Mengalihkan pandangan, mata Slaine mendapati foto seorang anak perempuan yang sangat manis dengan gaun putih, surai pirang persis ibunya, dengan mata biru yang bulat. Rambut terurai dengan tiara kecil diatasnya. Berdiri sambil meniup lilin ulang tahun.
"Dia akan jadi sosok yang sangat cantik, sama seperti ibunya." Slaine berujar.
"Tentu saja! Bukankah menurutmu putriku akan cocok dengan Mikan-kun?"
"Eh?"
Slaine tidak mengerti apa maksud Ratu Vers ini. Namun sosok ini akan selalu jadi sosok yang dia kagumi. Dia hidup dan mendapat kesempatan untuk melihat senyum indah sang hime-sama sekali lagi.
Inaho benar, semua orang selalu berhak mendapatkan kesempatan. Dan dia—Slaine mendapatkannya.
Dengan egois, Slaine masih berharap untuk kesempatan kedua.

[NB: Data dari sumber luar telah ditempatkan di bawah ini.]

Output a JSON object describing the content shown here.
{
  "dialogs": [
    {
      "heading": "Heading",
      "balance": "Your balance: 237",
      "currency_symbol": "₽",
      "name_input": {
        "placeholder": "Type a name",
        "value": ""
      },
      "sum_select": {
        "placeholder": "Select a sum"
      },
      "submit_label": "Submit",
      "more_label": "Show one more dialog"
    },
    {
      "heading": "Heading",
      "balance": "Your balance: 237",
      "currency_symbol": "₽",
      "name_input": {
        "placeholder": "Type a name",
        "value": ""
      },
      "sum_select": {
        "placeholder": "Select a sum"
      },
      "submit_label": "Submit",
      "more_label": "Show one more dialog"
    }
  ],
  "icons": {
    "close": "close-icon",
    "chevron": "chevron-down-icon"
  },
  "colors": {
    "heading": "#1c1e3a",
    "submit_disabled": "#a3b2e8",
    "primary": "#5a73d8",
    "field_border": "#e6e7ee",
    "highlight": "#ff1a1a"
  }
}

Kesempatan untuk bertemu Inaho kembali.
XoXo-XoXo-XoXo
Menggandeng tangan Mikan, Slaine berjalan mengikuti langkah kecil itu. Wajah tertutup dengan topeng yang dibawakan oleh sang putra. Tidak berniat menampakkan wajahnya pada siapapun penghuni dunia luar. Di belakang, Harklight dan Yuki mengekor sambil memperhatikan mereka. Menjaga sekaligus menikmati suasana hiruk pikuk keramaian festival yang memang biasa dirayakan tiap tahun setelah memarkirkan mobil.

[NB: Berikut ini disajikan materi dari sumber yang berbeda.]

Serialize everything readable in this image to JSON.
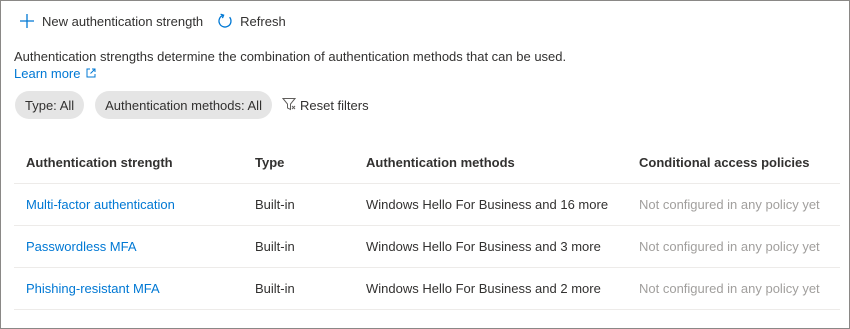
{
  "toolbar": {
    "new_label": "New authentication strength",
    "refresh_label": "Refresh"
  },
  "description": {
    "text": "Authentication strengths determine the combination of authentication methods that can be used.",
    "learn_more": "Learn more"
  },
  "filters": {
    "type": "Type: All",
    "methods": "Authentication methods: All",
    "reset": "Reset filters"
  },
  "table": {
    "headers": [
      "Authentication strength",
      "Type",
      "Authentication methods",
      "Conditional access policies"
    ],
    "rows": [
      {
        "name": "Multi-factor authentication",
        "type": "Built-in",
        "methods": "Windows Hello For Business and 16 more",
        "policies": "Not configured in any policy yet"
      },
      {
        "name": "Passwordless MFA",
        "type": "Built-in",
        "methods": "Windows Hello For Business and 3 more",
        "policies": "Not configured in any policy yet"
      },
      {
        "name": "Phishing-resistant MFA",
        "type": "Built-in",
        "methods": "Windows Hello For Business and 2 more",
        "policies": "Not configured in any policy yet"
      }
    ]
  },
  "colors": {
    "accent": "#0078d4",
    "text": "#323130",
    "muted": "#a19f9d",
    "pill_bg": "#e5e5e5"
  }
}
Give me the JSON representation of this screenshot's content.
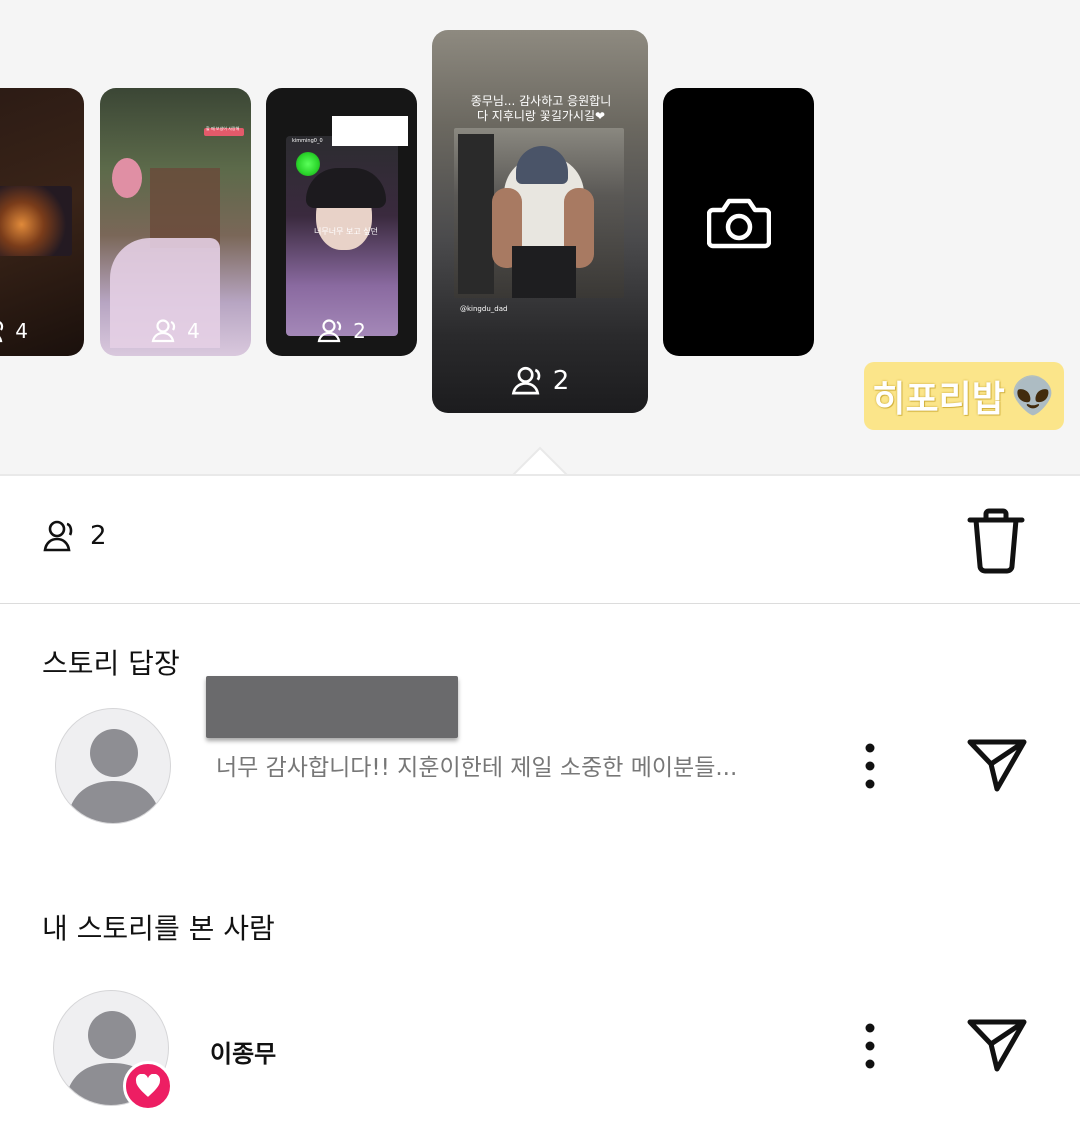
{
  "stories": [
    {
      "viewers": "4"
    },
    {
      "viewers": "4",
      "overlay_text": "할 때 보냈어 사랑해"
    },
    {
      "viewers": "2",
      "overlay_username": "kimming0_0",
      "overlay_caption": "너무너무 보고 싶던"
    },
    {
      "viewers": "2",
      "caption": "종무님... 감사하고 응원합니다 지후니랑 꽃길가시길❤",
      "tag": "@kingdu_dad"
    },
    {
      "type": "camera",
      "icon": "camera-icon"
    }
  ],
  "sticker": {
    "label": "히포리밥",
    "emoji": "👽"
  },
  "header": {
    "viewer_count": "2",
    "delete_icon": "trash-icon"
  },
  "replies": {
    "title": "스토리 답장",
    "items": [
      {
        "message": "너무 감사합니다!! 지훈이한테 제일 소중한 메이분들..."
      }
    ]
  },
  "viewers_section": {
    "title": "내 스토리를 본 사람",
    "items": [
      {
        "name": "이종무",
        "reaction": "heart"
      }
    ]
  },
  "colors": {
    "heart_badge": "#ed1e63",
    "sticker_bg": "#fbe58a",
    "strip_bg": "#f5f5f5"
  }
}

"Kaa-san, lihat ada ikan koi! Oh lihat itu! Ada bola air! Ada penjual Taiyaki! Ada Takoyaki! Yuki-chan! Ayo membeli Takoyaki!" Sosok kecil itu menarik tangan Yuki dan Slaine, berusaha menarik mereka berdua ke stand penjual. "Paman, paman! Ayo ikut!" mata merah rubi itu mengarah pada Harklight yang sesaat merasa terlupakan. Dia tersenyum kecil.
Menunggu Takoyaki dengan Harklight, anak kecil itu menunjuk benda-benda yang ada di stand sambil bertanya pada pemilik iris kebiruan. Pemuda itu menjawab dengan sabar lalu menggendong sosok kecil itu.
"Waktu kecil, Nao-kun tidak sehiperaktif itu deh," Yuki meletakkan tangan kanan di pipinya. "Ini pasti dari gen Slaine."
"A—aku tidak seberisik itu waktu kecil." Sanggah Slaine. Ekspresi tidak terlihat karena tertutup topeng rubah.
"Apa iya? Soalnya Nao-kun sudah minim ekspresi sejak kecil hingga dewasa. Siapa lagi kalau bukan dari kamu. Mi-chan kan anak kalian berdua. Sudah jelas yang melahirkannya kamu, dan ayahnya adalah Nao-kun. Tanpa tes DNA pun semua orang tahu kalau dia kopian dari Nao-kun." Panjang lebar diucapkan oleh Yuki. Rambut hitam kecoklatan, mata merah rubi, bukti nyata. Slaine sedikit bingung, mana bagian dirinya yang ada pada Mikan? Anak itu tidak mewarisi satupun hal yang mirip dengannya!
Slaine mengipas-ngipas wajahnya yang tertutup dengan tangannya. Tidak berpengaruh banyak tentu saja. Dia memang selalu tidak bisa menghadapi Yuki. Yuki selalu mampu membuatnya menurut begitu saja. Ditambah Yuki selalu menggodanya.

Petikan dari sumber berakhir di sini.